Pero aunque la COVID-19 esté acaparando todos los focos mediáticos, no es la única enfermedad infecciosa que debe preocuparnos. Pese a que hace diez años que se publicó la primera edición de este libro, todo lo que en él se recoge sigue vigente. Las cuatro grandes epidemias, por su impacto sanitario, continúan siendo la gripe, el sida, la malaria y la tuberculosis. Últimamente hemos tenido el brote más importante de ébola de la historia, pero no deja de ser una enfermedad restringida a ciertas áreas del globo. El SARS, que a principios de siglo se veía como un posible riesgo a largo plazo, parece por el momento bastante controlado. Pero a lo largo de esta década hemos visto cómo aparecían algunos parientes cercanos de la familia de los coronavirus capaces de crear una alerta mundial. Después del SARS vino el SROM (síndrome respiratorio de Oriente Medio), en 2012, que también se quedó bastante localizado. No ha sido hasta la aparición del tercer gran coronavirus, el SARS-CoV-2, cuando han saltado todas las alarmas.
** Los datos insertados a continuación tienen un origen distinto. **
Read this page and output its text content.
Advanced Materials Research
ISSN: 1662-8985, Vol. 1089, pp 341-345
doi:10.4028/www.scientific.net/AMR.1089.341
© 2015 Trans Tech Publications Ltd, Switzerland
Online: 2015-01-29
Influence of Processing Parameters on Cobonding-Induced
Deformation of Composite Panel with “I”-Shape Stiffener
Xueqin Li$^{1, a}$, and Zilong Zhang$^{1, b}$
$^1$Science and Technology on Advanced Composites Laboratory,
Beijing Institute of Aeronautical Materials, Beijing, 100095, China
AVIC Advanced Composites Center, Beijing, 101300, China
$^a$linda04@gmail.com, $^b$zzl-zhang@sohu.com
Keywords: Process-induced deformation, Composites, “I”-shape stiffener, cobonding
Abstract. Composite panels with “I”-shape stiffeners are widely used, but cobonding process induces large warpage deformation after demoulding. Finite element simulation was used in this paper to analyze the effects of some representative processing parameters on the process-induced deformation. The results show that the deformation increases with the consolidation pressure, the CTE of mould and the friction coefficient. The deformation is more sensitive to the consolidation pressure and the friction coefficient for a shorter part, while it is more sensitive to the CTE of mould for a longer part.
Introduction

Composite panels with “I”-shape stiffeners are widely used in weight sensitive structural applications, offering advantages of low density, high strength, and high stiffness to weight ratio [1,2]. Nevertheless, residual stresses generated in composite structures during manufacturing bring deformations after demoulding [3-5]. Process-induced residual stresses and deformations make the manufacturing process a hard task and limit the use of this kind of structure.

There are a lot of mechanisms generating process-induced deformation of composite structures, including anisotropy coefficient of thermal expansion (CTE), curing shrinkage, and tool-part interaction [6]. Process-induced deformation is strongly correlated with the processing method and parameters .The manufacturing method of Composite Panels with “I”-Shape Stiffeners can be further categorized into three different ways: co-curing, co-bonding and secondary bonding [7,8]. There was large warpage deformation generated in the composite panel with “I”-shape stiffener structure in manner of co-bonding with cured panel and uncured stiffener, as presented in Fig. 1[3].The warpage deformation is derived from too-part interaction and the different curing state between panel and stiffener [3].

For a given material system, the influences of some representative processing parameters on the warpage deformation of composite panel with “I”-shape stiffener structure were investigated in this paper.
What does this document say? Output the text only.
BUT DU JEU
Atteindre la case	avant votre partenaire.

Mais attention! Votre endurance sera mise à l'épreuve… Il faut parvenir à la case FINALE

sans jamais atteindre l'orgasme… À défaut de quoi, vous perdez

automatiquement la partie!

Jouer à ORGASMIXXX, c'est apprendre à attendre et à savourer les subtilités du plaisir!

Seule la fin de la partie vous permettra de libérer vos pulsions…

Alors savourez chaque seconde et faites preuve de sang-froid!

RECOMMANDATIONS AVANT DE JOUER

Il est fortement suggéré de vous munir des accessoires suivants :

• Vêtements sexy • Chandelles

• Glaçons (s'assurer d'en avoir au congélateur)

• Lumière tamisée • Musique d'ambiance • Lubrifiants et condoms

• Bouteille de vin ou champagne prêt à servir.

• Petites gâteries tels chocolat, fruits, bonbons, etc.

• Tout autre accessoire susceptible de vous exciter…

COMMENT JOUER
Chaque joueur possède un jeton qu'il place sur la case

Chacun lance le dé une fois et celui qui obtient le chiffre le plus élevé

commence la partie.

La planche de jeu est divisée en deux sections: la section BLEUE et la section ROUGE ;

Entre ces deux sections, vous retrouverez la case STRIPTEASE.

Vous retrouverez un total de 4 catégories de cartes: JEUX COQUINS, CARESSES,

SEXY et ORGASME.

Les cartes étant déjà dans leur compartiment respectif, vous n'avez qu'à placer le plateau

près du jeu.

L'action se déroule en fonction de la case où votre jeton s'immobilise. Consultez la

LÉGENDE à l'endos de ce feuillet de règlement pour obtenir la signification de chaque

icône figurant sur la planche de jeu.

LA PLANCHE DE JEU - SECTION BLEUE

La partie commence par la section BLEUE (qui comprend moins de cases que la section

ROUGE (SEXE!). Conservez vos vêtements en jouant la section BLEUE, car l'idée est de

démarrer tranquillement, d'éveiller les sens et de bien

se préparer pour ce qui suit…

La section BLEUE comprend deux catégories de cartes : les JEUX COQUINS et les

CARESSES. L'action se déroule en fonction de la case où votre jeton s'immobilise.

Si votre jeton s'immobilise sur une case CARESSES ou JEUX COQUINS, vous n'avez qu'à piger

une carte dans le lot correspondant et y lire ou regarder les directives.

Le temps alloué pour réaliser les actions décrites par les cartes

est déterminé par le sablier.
Así pues, ¿son los coronavirus el nuevo peligro? ¿Merecerán un capítulo nuevo al lado de las otras cuatro grandes enfermedades infecciosas si este libro se reedita dentro de diez años? Es difícil saberlo. Los coronavirus suelen provenir de los murciélagos, que actúan como reservorios, el lugar donde los virus sobreviven y se reproducen, y es muy probable que otras cepas acaben saltando a los humanos en zonas donde existe un mayor contacto con animales (China es uno de los principales focos de problemas, por sus tradiciones y por el poco control sobre los mercados públicos que venden animales salvajes).